The second to last time Mexico was nominated for a Best Foreign Language Film Oscar, the movie was made by respected director Carlos Carrera. The film was The Crime of Father Amaro, which arguably banked in on the crush the whole world had developed with rising star Gael García Bernal and of course the controversy factor.
Mexico is counting on Carrera to get them their eighth nomination in the category with his newest film Backyard a thriller which deals with the murders of women in the bordertown of Ciudad Juárez. The "muertas of Juárez" as they've become known, have been a pressing issue for the local authorities for more than a decade now. Very little has been done to solve what amounts to more than 500 crimes (including murders and disappearances).

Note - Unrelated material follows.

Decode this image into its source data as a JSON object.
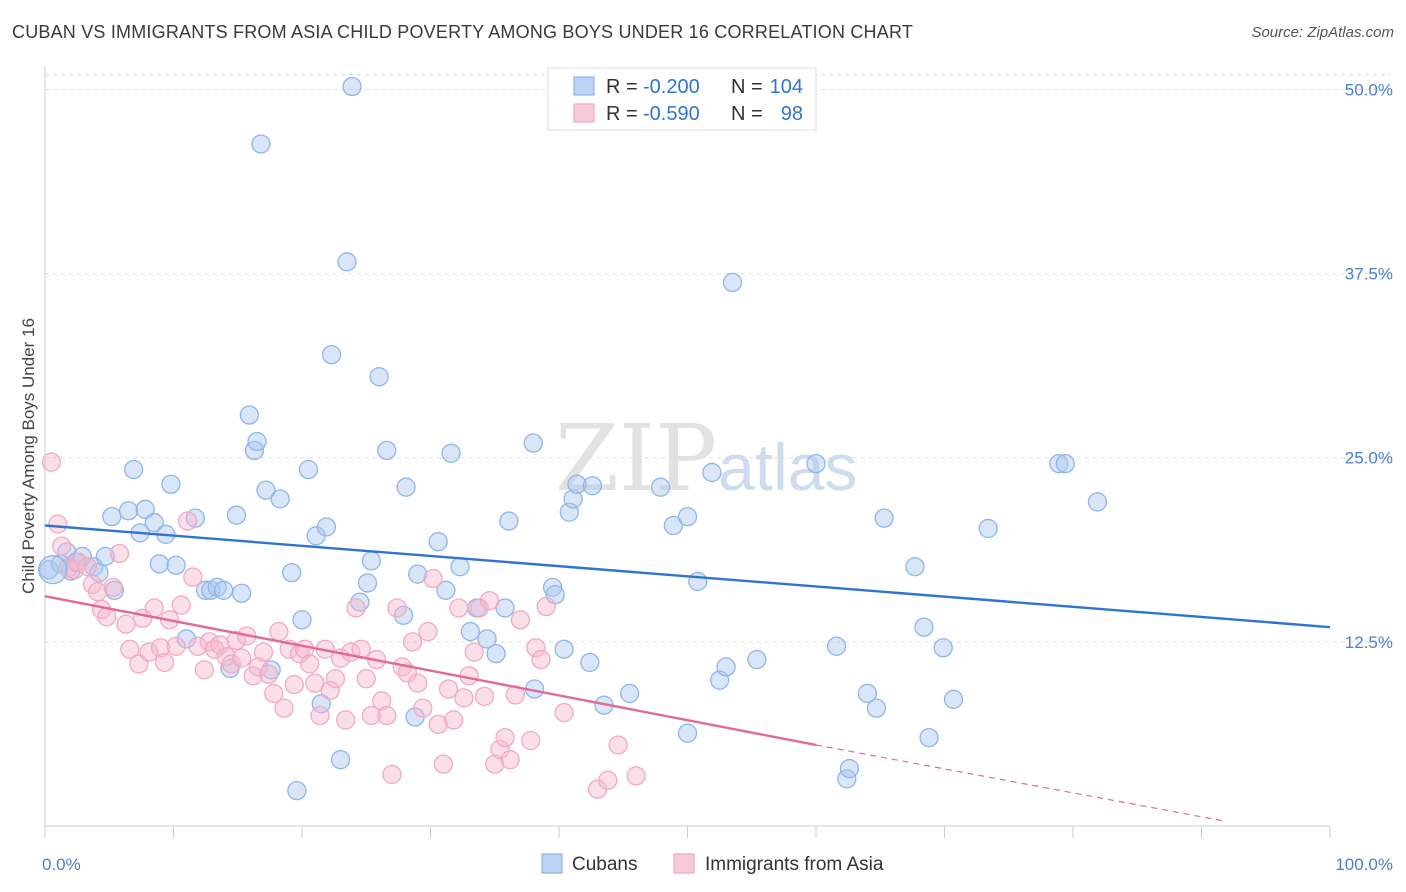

The film is preachy and sloppy (read my review here) but a film's quality has never been something that Academy members minded much, especially in the Foreign Language category...
With that in mind let's see the pros and cons the movie has of getting in:
- Jimmy Smits (pictured above) has a small role as a corrupt Texan; Academy members might like seeing a recognizable face in a foreign movie (he even speaks Spanish).
- The screenplay borrows elements from films like Maria Full of Grace, Traffic and Babel, all of which fared very well with the Academy.
- It is based on true events (you can never go wrong with those...).
- Goodwill from Amaro, voters will automatically assume it deserves a nomination.
- The film's star Ana de la Reguera gives a deglam performance that will have them screaming Charlize Theron and Hilary Swank.
- The movie feels important and will make Academy members feel guilty if they don't feel it's important.
- The film is just not very good at all, it tries to fit into several genres only to end like a pastiche of social causes, TV thriller and telenovela.
- The issue, sadly, hasn't been well received by the film world (does anyone remember Bordertown with J. Lo and Antonio Banderas? Yeah, I thought so) and even the movie stresses out about how it isn't even seen as a real issue by some groups.
- Reviews have been far from stellar in its home country.
- The subject will be too gruesome for some voters who often go for orphan kids, WWII redemption dramas and light comedic fare in this category.